D’autre part, les mesures de la concentration en phtalates ou en bisphénol que l’on trouve dans le corps humain ne sont pas elles-mêmes si inquiétantes, comme le montre notamment l’Enquête canadienne sur les mesures de la santé menée tous les deux ans par Santé Canada depuis 2007, et dont un bilan a été publié l’an dernier.

Les 5 700 Canadiens échantillonnés pour cette enquête ont en moyenne une concentration de 7,5 à 44 microgrammes de l’un ou l’autre des phtalates par litre d’urine, soit bien moins que les seuils jugés toxiques, de 610 à 31 000 microgrammes par litre (µg/l), selon les produits.

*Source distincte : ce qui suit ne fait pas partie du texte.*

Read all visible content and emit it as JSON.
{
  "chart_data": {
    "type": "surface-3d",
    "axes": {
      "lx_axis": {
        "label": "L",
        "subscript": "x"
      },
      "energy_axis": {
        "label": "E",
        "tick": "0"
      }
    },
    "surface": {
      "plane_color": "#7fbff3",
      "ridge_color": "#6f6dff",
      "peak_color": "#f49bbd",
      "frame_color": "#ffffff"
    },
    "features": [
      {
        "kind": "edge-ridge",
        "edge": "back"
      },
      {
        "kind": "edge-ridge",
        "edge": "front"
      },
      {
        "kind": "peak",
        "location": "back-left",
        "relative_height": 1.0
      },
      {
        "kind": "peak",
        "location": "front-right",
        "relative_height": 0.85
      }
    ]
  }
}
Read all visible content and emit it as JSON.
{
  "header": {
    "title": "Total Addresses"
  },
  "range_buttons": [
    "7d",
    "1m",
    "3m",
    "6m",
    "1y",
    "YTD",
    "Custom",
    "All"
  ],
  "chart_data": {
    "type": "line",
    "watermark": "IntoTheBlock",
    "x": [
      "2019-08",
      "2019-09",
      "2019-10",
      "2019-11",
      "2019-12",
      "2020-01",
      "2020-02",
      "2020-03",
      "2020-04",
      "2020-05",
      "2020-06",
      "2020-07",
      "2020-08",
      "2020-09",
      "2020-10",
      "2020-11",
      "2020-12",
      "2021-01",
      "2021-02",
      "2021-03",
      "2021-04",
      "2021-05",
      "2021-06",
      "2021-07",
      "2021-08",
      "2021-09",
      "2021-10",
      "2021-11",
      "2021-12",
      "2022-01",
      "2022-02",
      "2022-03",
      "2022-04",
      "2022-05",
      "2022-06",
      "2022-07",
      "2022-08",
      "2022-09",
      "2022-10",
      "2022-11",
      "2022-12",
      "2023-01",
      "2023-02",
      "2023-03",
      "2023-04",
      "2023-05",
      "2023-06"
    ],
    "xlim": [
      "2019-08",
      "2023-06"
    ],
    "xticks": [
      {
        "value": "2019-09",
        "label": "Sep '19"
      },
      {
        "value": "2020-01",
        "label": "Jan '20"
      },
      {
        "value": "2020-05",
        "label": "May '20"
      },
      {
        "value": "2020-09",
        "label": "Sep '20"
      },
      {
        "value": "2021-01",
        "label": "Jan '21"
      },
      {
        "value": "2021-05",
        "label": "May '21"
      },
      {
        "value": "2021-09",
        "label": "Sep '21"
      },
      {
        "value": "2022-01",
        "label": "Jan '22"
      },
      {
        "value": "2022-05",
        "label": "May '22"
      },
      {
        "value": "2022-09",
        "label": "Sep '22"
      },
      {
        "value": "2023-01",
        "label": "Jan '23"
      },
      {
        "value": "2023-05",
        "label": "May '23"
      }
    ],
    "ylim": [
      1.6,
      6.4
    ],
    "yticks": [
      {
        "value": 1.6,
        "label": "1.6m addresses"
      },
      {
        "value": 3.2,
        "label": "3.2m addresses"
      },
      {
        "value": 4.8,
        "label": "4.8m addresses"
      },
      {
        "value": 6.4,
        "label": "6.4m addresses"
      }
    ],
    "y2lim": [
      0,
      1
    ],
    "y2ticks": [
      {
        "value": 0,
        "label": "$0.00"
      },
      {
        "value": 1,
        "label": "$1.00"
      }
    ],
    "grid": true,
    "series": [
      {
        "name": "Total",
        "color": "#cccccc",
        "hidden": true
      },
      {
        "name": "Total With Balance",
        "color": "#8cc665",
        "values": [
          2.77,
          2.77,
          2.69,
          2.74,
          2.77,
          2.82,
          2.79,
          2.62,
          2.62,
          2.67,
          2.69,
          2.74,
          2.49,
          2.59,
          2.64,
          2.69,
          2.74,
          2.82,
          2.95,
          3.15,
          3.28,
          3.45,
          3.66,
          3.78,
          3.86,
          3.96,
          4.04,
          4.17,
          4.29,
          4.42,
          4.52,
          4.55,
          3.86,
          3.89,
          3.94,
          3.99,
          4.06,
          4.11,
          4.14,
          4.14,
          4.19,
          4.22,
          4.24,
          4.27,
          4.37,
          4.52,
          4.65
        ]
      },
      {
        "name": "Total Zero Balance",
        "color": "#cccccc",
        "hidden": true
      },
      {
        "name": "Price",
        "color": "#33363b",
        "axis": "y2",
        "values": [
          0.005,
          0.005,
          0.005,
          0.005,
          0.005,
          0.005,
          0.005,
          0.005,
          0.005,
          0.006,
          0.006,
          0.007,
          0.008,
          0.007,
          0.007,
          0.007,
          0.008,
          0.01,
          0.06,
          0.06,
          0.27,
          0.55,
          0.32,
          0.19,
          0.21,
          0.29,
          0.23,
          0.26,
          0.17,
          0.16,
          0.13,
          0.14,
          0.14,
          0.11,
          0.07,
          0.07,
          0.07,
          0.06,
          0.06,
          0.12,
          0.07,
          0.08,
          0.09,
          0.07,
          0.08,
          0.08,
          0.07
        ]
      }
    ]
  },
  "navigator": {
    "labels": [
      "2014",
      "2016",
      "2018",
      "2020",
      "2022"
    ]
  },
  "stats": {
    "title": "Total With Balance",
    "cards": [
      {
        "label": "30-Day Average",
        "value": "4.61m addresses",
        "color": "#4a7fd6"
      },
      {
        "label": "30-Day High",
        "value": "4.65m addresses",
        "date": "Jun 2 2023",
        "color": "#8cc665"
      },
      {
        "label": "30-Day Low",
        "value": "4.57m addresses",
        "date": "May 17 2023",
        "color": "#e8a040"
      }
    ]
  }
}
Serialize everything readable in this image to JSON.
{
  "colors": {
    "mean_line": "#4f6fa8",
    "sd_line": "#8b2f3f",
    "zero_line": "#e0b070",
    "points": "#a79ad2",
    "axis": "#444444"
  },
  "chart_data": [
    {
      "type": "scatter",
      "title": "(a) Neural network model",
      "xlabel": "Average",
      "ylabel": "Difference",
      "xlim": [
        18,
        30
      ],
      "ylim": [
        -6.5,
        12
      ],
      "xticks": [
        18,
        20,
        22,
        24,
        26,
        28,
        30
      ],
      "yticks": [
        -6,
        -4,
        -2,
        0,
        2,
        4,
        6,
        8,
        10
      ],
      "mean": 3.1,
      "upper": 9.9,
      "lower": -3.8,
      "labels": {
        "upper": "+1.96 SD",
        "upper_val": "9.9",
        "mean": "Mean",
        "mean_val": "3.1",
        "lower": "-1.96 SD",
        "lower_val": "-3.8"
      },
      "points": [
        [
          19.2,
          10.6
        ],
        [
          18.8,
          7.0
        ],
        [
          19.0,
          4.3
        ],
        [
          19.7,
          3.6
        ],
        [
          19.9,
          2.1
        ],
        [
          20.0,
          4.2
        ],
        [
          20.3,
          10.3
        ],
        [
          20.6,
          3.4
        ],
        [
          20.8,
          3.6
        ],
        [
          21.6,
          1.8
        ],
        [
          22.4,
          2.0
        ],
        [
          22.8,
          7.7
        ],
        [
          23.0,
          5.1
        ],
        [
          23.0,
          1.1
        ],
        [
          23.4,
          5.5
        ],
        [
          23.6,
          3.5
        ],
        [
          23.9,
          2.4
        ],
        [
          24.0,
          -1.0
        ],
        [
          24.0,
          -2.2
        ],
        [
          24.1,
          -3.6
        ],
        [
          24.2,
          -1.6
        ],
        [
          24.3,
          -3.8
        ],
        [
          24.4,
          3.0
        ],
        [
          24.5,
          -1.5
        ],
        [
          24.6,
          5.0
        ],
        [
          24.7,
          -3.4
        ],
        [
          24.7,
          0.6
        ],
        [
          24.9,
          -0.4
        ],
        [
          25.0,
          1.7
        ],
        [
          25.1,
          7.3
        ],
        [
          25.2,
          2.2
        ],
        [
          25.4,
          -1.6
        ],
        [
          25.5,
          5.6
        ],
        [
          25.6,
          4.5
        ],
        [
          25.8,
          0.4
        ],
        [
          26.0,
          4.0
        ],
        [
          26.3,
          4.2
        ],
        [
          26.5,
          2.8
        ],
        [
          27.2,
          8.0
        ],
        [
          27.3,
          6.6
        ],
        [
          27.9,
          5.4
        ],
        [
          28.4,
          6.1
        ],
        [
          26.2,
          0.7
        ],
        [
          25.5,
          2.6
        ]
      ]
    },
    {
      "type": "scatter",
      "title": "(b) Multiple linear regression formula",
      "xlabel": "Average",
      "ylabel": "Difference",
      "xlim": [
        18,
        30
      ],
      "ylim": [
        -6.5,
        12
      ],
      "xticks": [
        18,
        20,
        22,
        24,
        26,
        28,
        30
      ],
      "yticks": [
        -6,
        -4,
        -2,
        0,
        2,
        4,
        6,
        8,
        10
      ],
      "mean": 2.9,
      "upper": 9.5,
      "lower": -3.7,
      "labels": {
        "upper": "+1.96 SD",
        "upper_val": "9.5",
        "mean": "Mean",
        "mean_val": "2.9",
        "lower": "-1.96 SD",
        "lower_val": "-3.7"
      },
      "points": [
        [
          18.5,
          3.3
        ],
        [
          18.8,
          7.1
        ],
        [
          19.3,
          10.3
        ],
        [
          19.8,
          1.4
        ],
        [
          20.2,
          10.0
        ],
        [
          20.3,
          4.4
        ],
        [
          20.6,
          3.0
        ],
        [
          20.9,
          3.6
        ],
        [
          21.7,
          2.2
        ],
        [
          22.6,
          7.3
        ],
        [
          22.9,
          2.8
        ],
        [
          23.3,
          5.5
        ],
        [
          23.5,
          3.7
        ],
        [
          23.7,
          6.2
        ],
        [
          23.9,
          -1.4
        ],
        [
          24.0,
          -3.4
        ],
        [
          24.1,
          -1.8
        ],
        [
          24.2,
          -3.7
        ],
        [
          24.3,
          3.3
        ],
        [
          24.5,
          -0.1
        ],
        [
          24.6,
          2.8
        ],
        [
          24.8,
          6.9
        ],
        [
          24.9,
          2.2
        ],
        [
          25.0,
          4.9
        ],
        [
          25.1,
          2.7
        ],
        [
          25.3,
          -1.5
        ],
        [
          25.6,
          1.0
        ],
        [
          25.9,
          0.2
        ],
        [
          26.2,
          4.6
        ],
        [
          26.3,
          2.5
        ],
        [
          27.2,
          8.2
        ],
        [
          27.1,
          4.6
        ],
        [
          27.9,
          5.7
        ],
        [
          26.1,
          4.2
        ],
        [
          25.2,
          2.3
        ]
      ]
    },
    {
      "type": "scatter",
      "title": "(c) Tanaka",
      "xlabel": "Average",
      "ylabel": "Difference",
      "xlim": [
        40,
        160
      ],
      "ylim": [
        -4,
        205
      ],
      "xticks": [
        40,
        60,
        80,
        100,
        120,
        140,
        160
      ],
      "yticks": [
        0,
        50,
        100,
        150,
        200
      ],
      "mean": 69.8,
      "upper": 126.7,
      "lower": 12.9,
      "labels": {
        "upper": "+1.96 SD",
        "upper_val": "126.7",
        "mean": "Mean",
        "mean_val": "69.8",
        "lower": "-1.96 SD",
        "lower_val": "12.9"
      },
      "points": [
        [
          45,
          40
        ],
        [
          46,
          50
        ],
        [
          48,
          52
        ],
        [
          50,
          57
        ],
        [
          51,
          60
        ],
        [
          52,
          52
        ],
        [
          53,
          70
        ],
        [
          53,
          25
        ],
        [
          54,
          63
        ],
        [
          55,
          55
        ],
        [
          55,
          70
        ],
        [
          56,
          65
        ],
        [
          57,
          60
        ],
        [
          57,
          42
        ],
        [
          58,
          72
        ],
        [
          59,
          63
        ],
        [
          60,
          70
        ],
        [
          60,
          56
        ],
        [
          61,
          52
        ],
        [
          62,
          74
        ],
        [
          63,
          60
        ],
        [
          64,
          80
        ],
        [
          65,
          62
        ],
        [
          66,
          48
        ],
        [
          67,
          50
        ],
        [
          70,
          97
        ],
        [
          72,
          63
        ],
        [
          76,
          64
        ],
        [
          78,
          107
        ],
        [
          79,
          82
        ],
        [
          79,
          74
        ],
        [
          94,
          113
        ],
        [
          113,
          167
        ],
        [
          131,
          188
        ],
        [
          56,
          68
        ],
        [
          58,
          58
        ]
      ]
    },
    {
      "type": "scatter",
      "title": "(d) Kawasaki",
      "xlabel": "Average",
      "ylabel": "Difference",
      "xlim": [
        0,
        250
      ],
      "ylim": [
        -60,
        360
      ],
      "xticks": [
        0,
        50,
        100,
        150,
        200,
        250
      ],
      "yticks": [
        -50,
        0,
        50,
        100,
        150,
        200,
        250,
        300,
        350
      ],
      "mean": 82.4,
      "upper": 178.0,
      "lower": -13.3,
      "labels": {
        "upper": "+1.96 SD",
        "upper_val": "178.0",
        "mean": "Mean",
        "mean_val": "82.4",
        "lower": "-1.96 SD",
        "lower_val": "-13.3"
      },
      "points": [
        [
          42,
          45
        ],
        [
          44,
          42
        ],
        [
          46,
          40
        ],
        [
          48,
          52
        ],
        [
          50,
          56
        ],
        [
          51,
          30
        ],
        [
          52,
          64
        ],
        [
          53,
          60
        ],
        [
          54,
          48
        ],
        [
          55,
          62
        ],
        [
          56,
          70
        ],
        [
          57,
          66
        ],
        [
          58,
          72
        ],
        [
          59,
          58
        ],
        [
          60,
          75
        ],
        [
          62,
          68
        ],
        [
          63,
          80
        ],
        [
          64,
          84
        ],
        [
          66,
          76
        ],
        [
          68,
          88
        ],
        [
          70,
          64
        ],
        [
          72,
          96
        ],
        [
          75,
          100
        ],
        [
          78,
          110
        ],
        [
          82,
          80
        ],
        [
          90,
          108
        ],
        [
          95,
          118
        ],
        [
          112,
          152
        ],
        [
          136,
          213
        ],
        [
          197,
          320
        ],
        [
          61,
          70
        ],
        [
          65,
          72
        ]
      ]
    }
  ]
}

Même chose pour le bisphénol A (1,2 µg/l pour un seuil de sécurité de 1000 µg/l). Même si les normes se resserrent, on a un peu de marge… En passant, les contaminants jugés les plus inquiétants par Santé Canada ne sont pas tous ces produits chimiques dont on parle beaucoup, mais plutôt l’arsenic et le cadmium, deux métaux provenant de sources naturelles ou industrielles que l’on absorbe entre autres par l’eau, l’air, le tabac ou certains légumes.

Quoi qu’elle renferme, la poussière joue indéniablement un rôle dans la qualité de l’air intérieur, dont on sait qu’il est souvent beaucoup plus pollué que celui qu’on respire dehors. En plus de la poussière, on peut y trouver des gaz nocifs, comme du monoxyde de carbone, de l’ozone ou du radon, ainsi que les composés organiques volatils émis par la maison et les objets que celle-ci renferme. Un bon coup d’aspirateur est très efficace pour diminuer la concentration de poussière… mais il ne dispense pas de suivre les autres consignes de santé (aérer régulièrement ou surveiller l’humidité, par exemple) pour garder un air sain à l’intérieur!